What George Carlin did for America
George Carlin, who died Sunday at 71, worked long and hard "making us laugh and bringing us enlightenment," said Ann Althouse in her blog, and he'll be missed. The uproar over Carlin
Comedian George Carlin died Sunday of heart failure. He was 71. Carlin was known for his social observations, and his “Seven Words You Can Never Say on Television” sparked a Supreme Court ruling against obscenity. Days before his death, he was selected by the John F. Kennedy Center for the Performing Arts to receive this year's Mark Twain Prize, a lifetime achievement award presented to an outstanding comedian. (The Washington Post)
What the commentators said
“I'm really sorry to see this man go,” said Ann Althouse in her blog, Althouse. “He worked long and hard so many years, making us laugh, bringing us enlightenment.” Carlin left Americans with some of “the most brilliant comic riffs I've ever heard,” and not many comedians have enough impact to wind up in the middle of a Supreme Court case.
The uproar over Carlin’s 1972 dirty words routine cemented his reputation as “the “comic voice of the counterculture,” said Mel Watkins in The New York Times. In the spirit of his “comic predecessor” Lenny Bruce and Richard Pryor, Carlin pushed society to open up a little with his skewering of authority, and his “irreverent jests about religion and politics.”

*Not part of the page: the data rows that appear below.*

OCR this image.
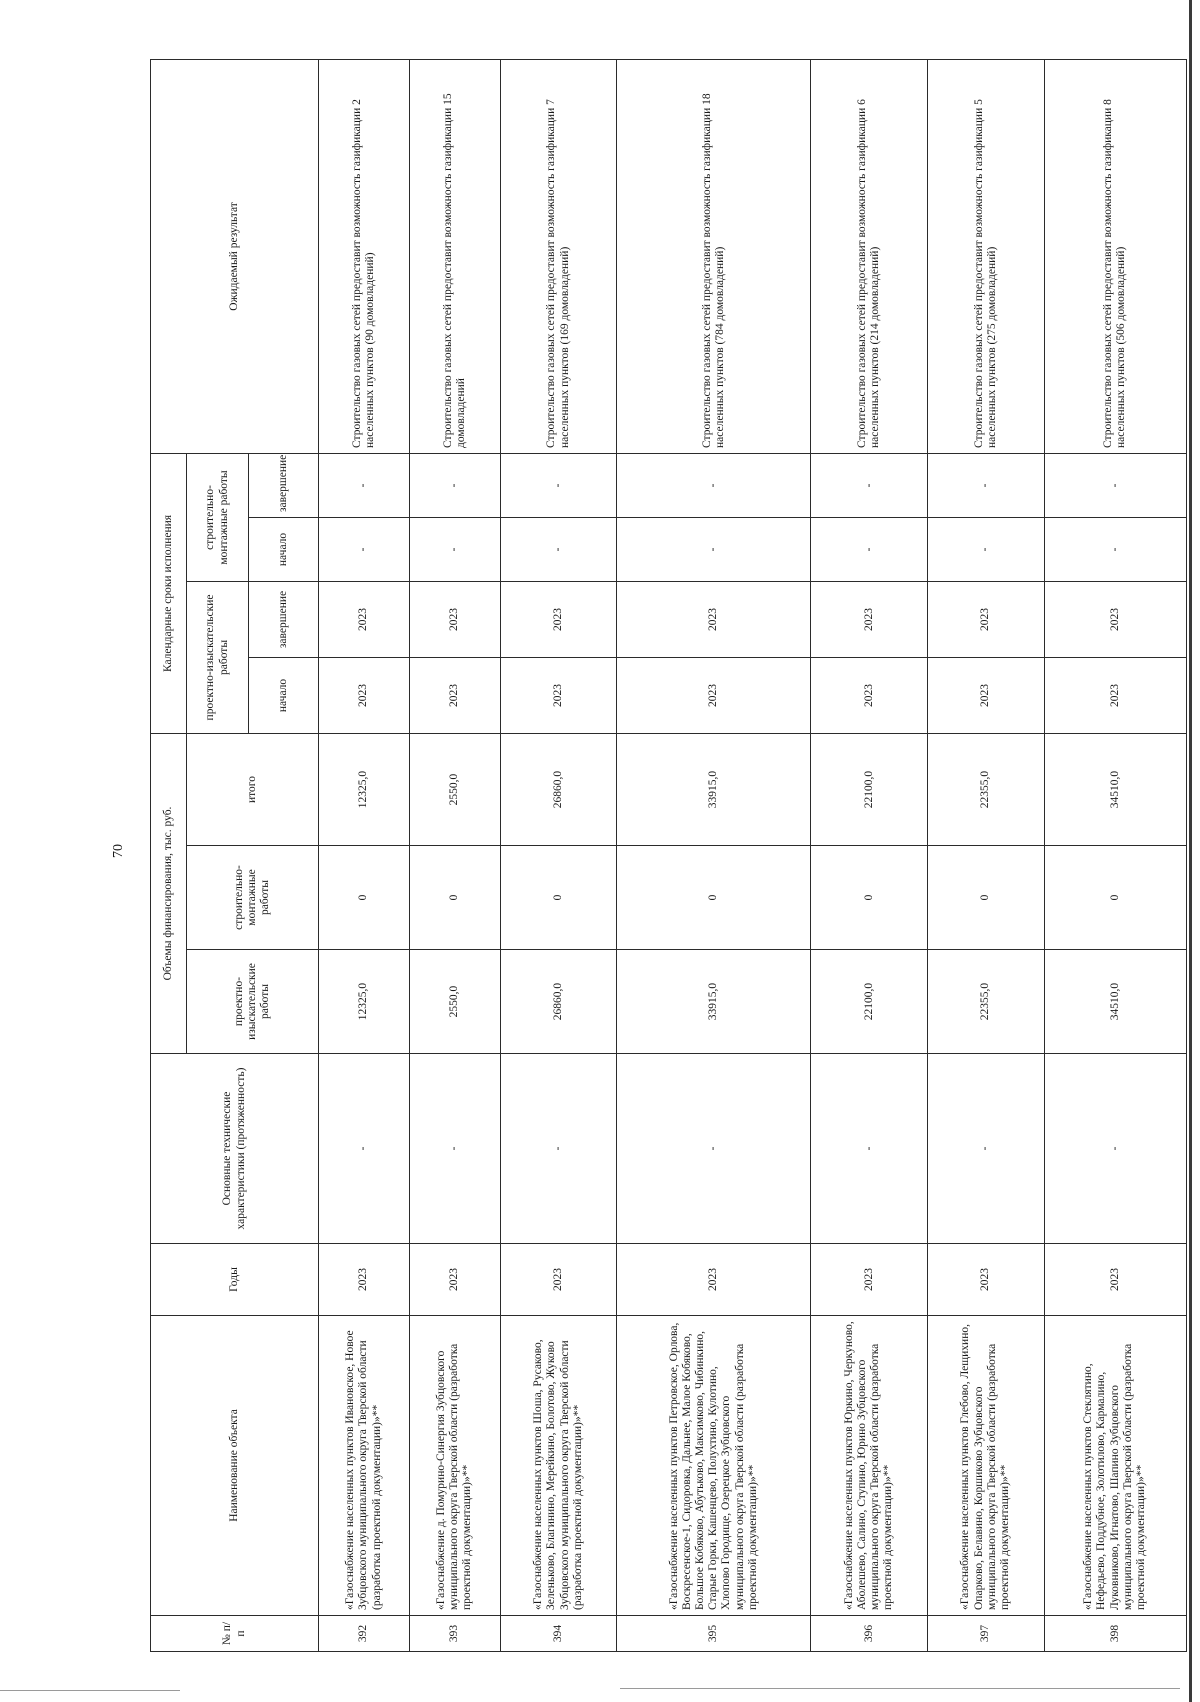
70
№ п/п	Наименование объекта	Годы	Основные технические характеристики (протяженность)	Объемы финансирования, тыс. руб.			Календарные сроки исполнения				Ожидаемый результат
				проектно-изыскательские работы	строительно-монтажные работы	итого	проектно-изыскательские работы		строительно-монтажные работы		
							начало	завершение	начало	завершение	
392	«Газоснабжение населенных пунктов Ивановское, Новое Зубцовского муниципального округа Тверской области (разработка проектной документации)»**	2023	-	12325,0	0	12325,0	2023	2023	-	-	Строительство газовых сетей предоставит возможность газификации 2 населенных пунктов (90 домовладений)
393	«Газоснабжение д. Помурино-Синергия Зубцовского муниципального округа Тверской области (разработка проектной документации)»**	2023	-	2550,0	0	2550,0	2023	2023	-	-	Строительство газовых сетей предоставит возможность газификации 15 домовладений
394	«Газоснабжение населенных пунктов Шоша, Русаково, Зеленьково, Благинино, Мерейкино, Болотово, Жуково Зубцовского муниципального округа Тверской области (разработка проектной документации)»**	2023	-	26860,0	0	26860,0	2023	2023	-	-	Строительство газовых сетей предоставит возможность газификации 7 населенных пунктов (169 домовладений)
395	«Газоснабжение населенных пунктов Петровское, Орлова, Воскресенское-1, Сидоровка, Дальнее, Малое Кобяково, Большое Кобяково, Абутьково, Максимково, Чибинкино, Старые Горки, Кашенцево, Полухтино, Кулотино, Хлопово Городище, Озерецкое Зубцовского муниципального округа Тверской области (разработка проектной документации)»**	2023	-	33915,0	0	33915,0	2023	2023	-	-	Строительство газовых сетей предоставит возможность газификации 18 населенных пунктов (784 домовладений)
396	«Газоснабжение населенных пунктов Юркино, Черкуново, Аболешево, Салино, Ступино, Юрино Зубцовского муниципального округа Тверской области (разработка проектной документации)»**	2023	-	22100,0	0	22100,0	2023	2023	-	-	Строительство газовых сетей предоставит возможность газификации 6 населенных пунктов (214 домовладений)
397	«Газоснабжение населенных пунктов Глебово, Лещихино, Опарково, Белавино, Коршиково Зубцовского муниципального округа Тверской области (разработка проектной документации)»**	2023	-	22355,0	0	22355,0	2023	2023	-	-	Строительство газовых сетей предоставит возможность газификации 5 населенных пунктов (275 домовладений)
398	«Газоснабжение населенных пунктов Стеклятино, Нефедьево, Поддубное, Золотилово, Кармалино, Луковниково, Игнатово, Шапино Зубцовского муниципального округа Тверской области (разработка проектной документации)»**	2023	-	34510,0	0	34510,0	2023	2023	-	-	Строительство газовых сетей предоставит возможность газификации 8 населенных пунктов (506 домовладений)
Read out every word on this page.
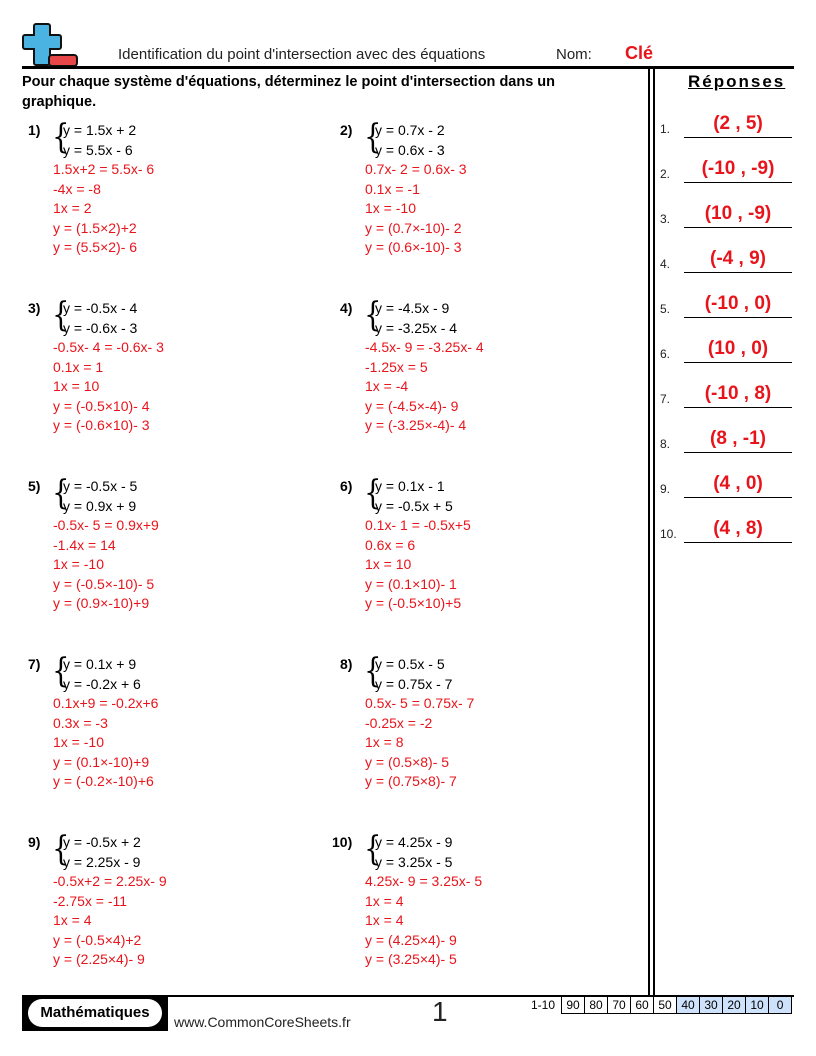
Identification du point d'intersection avec des équations	Nom: Clé
Pour chaque système d'équations, déterminez le point d'intersection dans un graphique.
Réponses
1.	(2 , 5)
2.	(-10 , -9)
3.	(10 , -9)
4.	(-4 , 9)
5.	(-10 , 0)
6.	(10 , 0)
7.	(-10 , 8)
8.	(8 , -1)
9.	(4 , 0)
10.	(4 , 8)
1) {
y = 1.5x + 2
y = 5.5x - 6
1.5x+2 = 5.5x- 6
-4x = -8
1x = 2
y = (1.5×2)+2
y = (5.5×2)- 6
2) {
y = 0.7x - 2
y = 0.6x - 3
0.7x- 2 = 0.6x- 3
0.1x = -1
1x = -10
y = (0.7×-10)- 2
y = (0.6×-10)- 3
3) {
y = -0.5x - 4
y = -0.6x - 3
-0.5x- 4 = -0.6x- 3
0.1x = 1
1x = 10
y = (-0.5×10)- 4
y = (-0.6×10)- 3
4) {
y = -4.5x - 9
y = -3.25x - 4
-4.5x- 9 = -3.25x- 4
-1.25x = 5
1x = -4
y = (-4.5×-4)- 9
y = (-3.25×-4)- 4
5) {
y = -0.5x - 5
y = 0.9x + 9
-0.5x- 5 = 0.9x+9
-1.4x = 14
1x = -10
y = (-0.5×-10)- 5
y = (0.9×-10)+9
6) {
y = 0.1x - 1
y = -0.5x + 5
0.1x- 1 = -0.5x+5
0.6x = 6
1x = 10
y = (0.1×10)- 1
y = (-0.5×10)+5
7) {
y = 0.1x + 9
y = -0.2x + 6
0.1x+9 = -0.2x+6
0.3x = -3
1x = -10
y = (0.1×-10)+9
y = (-0.2×-10)+6
8) {
y = 0.5x - 5
y = 0.75x - 7
0.5x- 5 = 0.75x- 7
-0.25x = -2
1x = 8
y = (0.5×8)- 5
y = (0.75×8)- 7
9) {
y = -0.5x + 2
y = 2.25x - 9
-0.5x+2 = 2.25x- 9
-2.75x = -11
1x = 4
y = (-0.5×4)+2
y = (2.25×4)- 9
10) {
y = 4.25x - 9
y = 3.25x - 5
4.25x- 9 = 3.25x- 5
1x = 4
1x = 4
y = (4.25×4)- 9
y = (3.25×4)- 5
Mathématiques
www.CommonCoreSheets.fr	1	1-10	90	80	70	60	50	40	30	20	10	0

Carlin was definitely an interesting guy, said James Joyner in the blog Outside the Beltway. His observational humor was brilliant, but, “like many comics in the HBO era,” he was often “vulgar and outrageous simply because he could rather than because it served his art. It’s one thing to point to the absurdity of seven words that we all know being taboo in adult settings; it’s quite another to use them constantly simply for their shock value.”